- Genre: Reality television; Dating show;
- Country of origin: United States
- Original language: English
- No. of seasons: 1
- No. of episodes: 8

Production
- Executive producers: Eli Holzman; Stephen Lambert; Rich Bye; Kate Little; Claire Poyser; Derek McLean; John Platt;
- Camera setup: Multiple
- Running time: 42 minutes
- Production companies: All3Media America; Goodbye Pictures; Lime Pictures;

Original release
- Network: Bravo
- Release: August 12 – September 30, 2014

= The Singles Project =

The Singles Project is an American interactive dating show series that premiered on August 12, 2014, on Bravo. The show featured a group of young and single professionals living in New York City and trying to find love. The docu-series became the first American dating series showing near real-time situations as each episode of the show is shot and aired within one week. The show later syndicated globally.

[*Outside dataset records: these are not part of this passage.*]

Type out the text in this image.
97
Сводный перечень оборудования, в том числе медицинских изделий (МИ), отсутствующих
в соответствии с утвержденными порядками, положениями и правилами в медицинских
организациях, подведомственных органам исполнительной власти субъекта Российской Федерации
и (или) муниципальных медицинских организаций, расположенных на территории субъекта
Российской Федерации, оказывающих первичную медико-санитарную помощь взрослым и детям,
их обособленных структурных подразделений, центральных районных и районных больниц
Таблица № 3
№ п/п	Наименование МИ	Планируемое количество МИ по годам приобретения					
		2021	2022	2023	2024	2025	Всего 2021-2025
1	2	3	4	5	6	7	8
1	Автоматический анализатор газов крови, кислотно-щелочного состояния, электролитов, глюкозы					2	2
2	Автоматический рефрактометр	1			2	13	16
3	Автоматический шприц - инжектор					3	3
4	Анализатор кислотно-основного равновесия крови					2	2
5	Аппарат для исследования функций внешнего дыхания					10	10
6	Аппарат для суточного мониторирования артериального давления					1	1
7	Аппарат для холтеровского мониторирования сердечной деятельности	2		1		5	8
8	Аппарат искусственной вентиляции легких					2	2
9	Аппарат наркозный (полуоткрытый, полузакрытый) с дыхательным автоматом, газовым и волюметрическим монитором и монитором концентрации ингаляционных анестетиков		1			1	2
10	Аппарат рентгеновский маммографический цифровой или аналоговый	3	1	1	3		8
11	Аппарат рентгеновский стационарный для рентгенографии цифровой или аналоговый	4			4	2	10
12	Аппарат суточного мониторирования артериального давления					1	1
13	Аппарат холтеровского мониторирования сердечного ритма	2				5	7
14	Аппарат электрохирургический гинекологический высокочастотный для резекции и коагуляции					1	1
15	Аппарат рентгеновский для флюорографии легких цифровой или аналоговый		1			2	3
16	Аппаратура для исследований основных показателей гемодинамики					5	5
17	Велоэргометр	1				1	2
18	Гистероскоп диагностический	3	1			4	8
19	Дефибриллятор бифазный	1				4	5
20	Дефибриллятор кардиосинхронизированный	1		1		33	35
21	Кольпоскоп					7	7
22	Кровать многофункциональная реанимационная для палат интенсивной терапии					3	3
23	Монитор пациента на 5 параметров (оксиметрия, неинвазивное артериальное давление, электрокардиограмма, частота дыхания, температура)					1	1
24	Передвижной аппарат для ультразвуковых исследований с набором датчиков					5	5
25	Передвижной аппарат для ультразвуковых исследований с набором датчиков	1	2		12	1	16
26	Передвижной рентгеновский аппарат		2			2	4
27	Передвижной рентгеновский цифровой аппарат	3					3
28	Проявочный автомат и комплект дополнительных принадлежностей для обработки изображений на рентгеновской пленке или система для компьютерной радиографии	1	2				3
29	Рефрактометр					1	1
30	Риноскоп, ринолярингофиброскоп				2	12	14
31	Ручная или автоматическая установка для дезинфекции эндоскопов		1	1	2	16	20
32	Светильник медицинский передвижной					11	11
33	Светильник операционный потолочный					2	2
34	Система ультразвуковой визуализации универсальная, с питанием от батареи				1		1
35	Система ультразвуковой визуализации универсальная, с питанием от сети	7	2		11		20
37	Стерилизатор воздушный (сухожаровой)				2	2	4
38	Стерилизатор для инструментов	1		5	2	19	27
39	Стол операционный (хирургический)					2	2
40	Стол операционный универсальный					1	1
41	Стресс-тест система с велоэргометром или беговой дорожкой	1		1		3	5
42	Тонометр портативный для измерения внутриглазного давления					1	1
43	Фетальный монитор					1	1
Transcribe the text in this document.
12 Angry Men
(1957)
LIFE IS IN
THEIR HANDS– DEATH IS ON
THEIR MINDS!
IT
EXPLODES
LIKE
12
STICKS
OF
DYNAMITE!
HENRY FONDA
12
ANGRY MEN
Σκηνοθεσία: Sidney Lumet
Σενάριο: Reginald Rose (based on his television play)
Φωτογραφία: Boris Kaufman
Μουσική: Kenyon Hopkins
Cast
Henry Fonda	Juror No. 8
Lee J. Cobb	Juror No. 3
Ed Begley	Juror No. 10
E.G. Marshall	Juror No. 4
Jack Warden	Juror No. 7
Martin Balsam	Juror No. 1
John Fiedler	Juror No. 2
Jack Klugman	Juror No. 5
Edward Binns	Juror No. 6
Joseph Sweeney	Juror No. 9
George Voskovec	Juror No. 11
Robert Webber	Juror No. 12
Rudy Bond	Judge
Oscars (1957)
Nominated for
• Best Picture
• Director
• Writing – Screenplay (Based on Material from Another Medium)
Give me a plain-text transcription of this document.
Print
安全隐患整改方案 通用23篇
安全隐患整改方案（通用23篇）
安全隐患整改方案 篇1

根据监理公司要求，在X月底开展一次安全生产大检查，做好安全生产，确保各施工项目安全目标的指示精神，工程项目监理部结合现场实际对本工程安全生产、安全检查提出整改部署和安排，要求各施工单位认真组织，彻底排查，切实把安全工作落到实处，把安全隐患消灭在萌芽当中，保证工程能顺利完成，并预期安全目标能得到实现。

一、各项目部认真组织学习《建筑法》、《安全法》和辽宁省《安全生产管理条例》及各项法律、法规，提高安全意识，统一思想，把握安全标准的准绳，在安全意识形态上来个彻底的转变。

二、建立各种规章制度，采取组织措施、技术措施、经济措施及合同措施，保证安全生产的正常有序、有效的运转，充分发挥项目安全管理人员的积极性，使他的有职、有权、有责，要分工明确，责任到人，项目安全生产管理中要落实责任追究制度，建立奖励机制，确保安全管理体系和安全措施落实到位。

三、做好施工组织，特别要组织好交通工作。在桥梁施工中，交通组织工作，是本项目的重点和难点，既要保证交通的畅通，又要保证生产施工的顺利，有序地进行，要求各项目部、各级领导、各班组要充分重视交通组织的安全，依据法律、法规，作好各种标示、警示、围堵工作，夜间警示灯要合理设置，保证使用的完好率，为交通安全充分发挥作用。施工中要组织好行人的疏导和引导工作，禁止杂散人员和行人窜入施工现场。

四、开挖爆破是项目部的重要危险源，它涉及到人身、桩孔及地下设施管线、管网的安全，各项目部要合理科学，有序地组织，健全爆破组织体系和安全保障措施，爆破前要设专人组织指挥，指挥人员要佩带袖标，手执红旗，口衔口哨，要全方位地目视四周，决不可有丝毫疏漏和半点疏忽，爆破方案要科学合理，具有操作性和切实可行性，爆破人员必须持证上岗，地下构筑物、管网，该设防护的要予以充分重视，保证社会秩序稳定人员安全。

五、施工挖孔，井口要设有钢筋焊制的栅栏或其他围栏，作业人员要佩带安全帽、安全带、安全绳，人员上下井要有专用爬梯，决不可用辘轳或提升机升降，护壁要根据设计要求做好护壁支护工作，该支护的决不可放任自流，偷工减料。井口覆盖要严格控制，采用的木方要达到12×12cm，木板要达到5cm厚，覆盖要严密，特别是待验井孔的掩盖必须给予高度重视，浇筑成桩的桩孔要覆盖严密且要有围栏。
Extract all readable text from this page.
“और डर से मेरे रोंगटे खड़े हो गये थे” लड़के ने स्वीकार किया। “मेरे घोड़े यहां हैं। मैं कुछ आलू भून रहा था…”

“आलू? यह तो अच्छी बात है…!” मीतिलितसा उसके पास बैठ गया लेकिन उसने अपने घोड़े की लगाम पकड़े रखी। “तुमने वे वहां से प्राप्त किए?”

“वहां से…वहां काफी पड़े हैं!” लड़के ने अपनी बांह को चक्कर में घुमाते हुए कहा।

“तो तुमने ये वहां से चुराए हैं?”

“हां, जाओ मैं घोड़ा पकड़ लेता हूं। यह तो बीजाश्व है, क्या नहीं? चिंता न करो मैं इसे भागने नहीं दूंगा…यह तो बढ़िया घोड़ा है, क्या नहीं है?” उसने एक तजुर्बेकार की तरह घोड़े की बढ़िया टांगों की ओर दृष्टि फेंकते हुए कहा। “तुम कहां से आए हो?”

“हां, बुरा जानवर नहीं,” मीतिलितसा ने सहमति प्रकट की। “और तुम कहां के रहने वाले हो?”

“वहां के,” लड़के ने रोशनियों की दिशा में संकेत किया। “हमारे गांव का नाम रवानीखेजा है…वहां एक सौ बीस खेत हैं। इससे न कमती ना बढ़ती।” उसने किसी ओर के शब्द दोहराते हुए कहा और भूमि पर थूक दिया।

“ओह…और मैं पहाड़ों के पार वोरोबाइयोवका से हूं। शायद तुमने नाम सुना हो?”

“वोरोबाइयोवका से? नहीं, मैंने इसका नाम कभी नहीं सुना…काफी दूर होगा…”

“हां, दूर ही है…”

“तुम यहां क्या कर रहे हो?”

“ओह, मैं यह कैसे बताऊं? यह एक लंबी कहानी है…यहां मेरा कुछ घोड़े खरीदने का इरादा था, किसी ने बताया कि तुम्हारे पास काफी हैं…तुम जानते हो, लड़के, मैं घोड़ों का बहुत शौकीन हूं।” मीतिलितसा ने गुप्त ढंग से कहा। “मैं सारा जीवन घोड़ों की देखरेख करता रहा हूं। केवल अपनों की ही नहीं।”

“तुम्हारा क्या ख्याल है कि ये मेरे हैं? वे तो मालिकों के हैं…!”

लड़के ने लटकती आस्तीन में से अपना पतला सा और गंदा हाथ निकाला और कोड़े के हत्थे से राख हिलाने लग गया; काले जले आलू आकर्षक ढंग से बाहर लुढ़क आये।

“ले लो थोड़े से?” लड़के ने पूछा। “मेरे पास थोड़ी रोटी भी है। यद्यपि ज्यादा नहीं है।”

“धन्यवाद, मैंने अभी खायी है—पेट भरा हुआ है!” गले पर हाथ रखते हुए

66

Bravo had set up an online hub in order to let the viewers to interact with the show's cast throughout the series' run. The website included the cast biographies, their social media accounts, behind-the-scenes videos, and other material. After each episode the network hosted live Twitter Q&A sessions as well as gave the viewers an opportunity to appear on the show by uploading short social videos.

The cast included Kerry Cassidy, Lee Gause, Joey Healy, Tabasum Mir, Ericka Pittman, and Brian Trunzo.

== Episodes ==

| No. | Title | Original release date |
|---|---|---|
| 1 | "First Dates" | August 12, 2014 |
| 2 | "Match Made in Man-Hattan" | August 19, 2014 |
| 3 | "Virtually in Love" | August 26, 2014 |
| 4 | "Tweethearts" | September 2, 2014 |
| 5 | "New York Passion Week" | September 9, 2014 |
| 6 | "New York Date Of Mind" | September 16, 2014 |
| 7 | "Fall-ing in Love" | September 23, 2014 |
| 8 | "Happily Ever After?" | September 30, 2014 |

==Awards==
In 2015, the reality series won Creative Arts Emmy Award in the Outstanding Multiplatform Storytelling category.